What is a Neural Voice?

For all intent and purposes, a voice is an atomic element that can achieve also some modulation. Here are the main ones:

	Azure	Polly
Rate	Yes	Yes
Pitch	Yes	Yes
Volume	Yes (in ratio)	Yes (in dB)
Styles	Yes (a few voices)	No
WPM	Yes (many voices)	No
Pauses and breaks	Yes	Yes
Locale	Yes	Yes
Gender	Yes	Yes

Styles

Styles are fairly new and allow to select a variant on a voice (sad, cheerful, newscasters…). It is available only on a few voices. To compensable, A.B. Genesis implements some alternatives as style for when something is not supported.

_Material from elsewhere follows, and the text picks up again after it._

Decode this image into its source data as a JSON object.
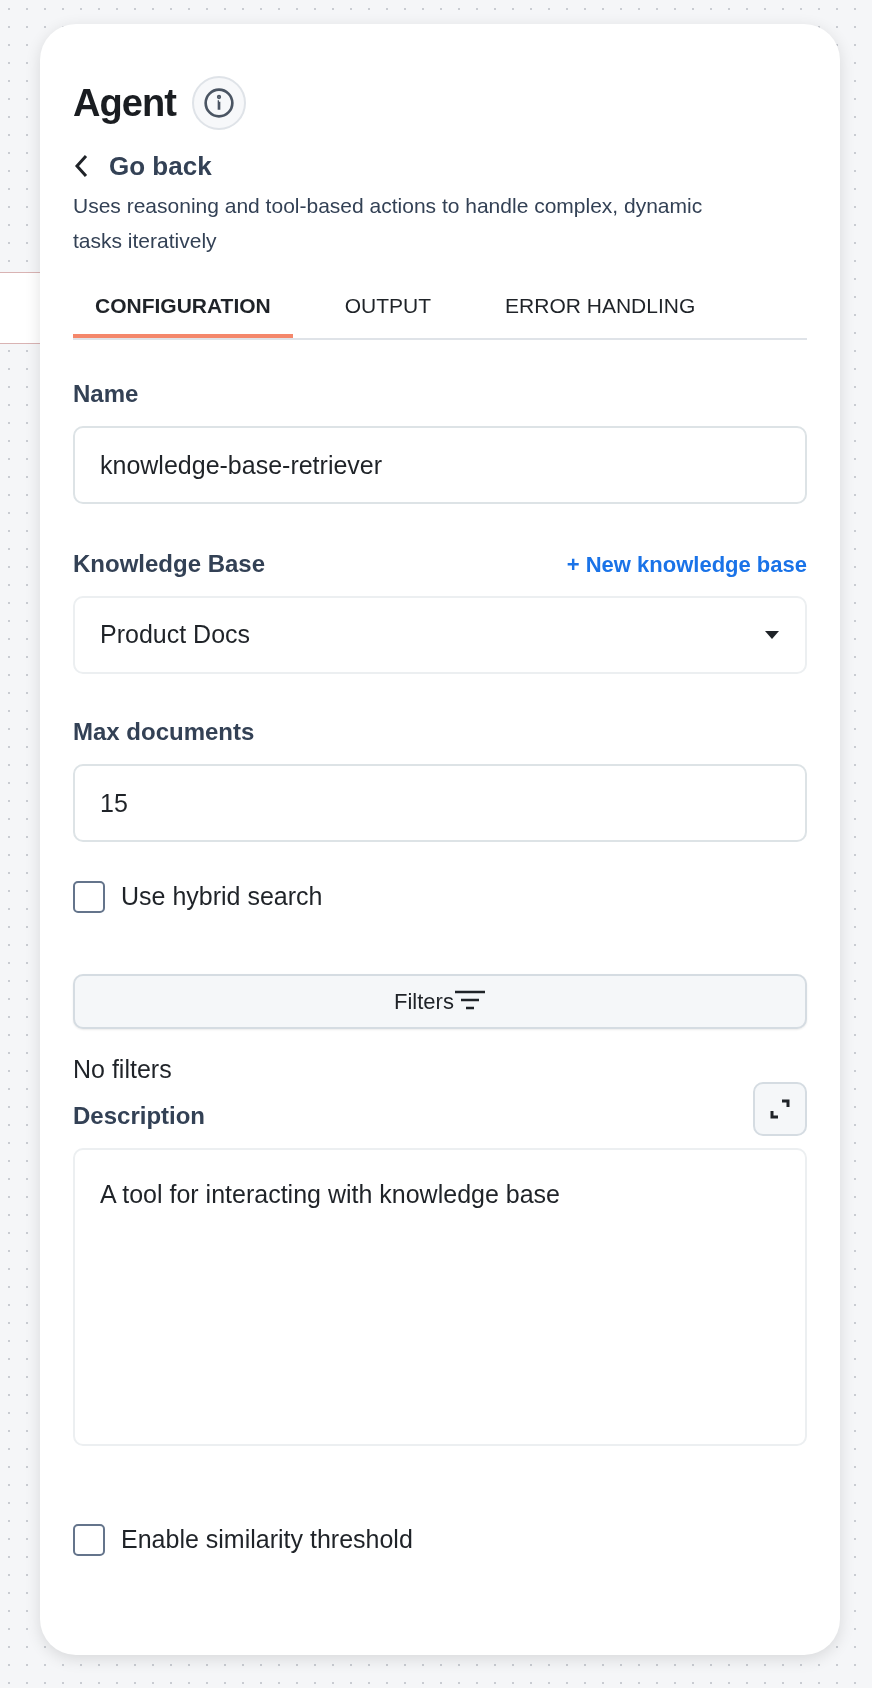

Example: The Style “whispering” can be somewhat mimicked by lowering the volume by 20% and slightly accelerating the pace. It’s not perfect, but it does the job. This puts some emphasis that voices with styles should be used for main characters or colorful ones.

Managing Voices

Voices are management through the “Voices” tab.

Voices in gray are new voices without a local sample file to speed up finding out the “right voice” for the character. The voices in green support styles. Hovering the mouse over will show the list of all the styles supported by the voice. Right-clicking on a voice will offer to create a sample or to create a character out of that voice.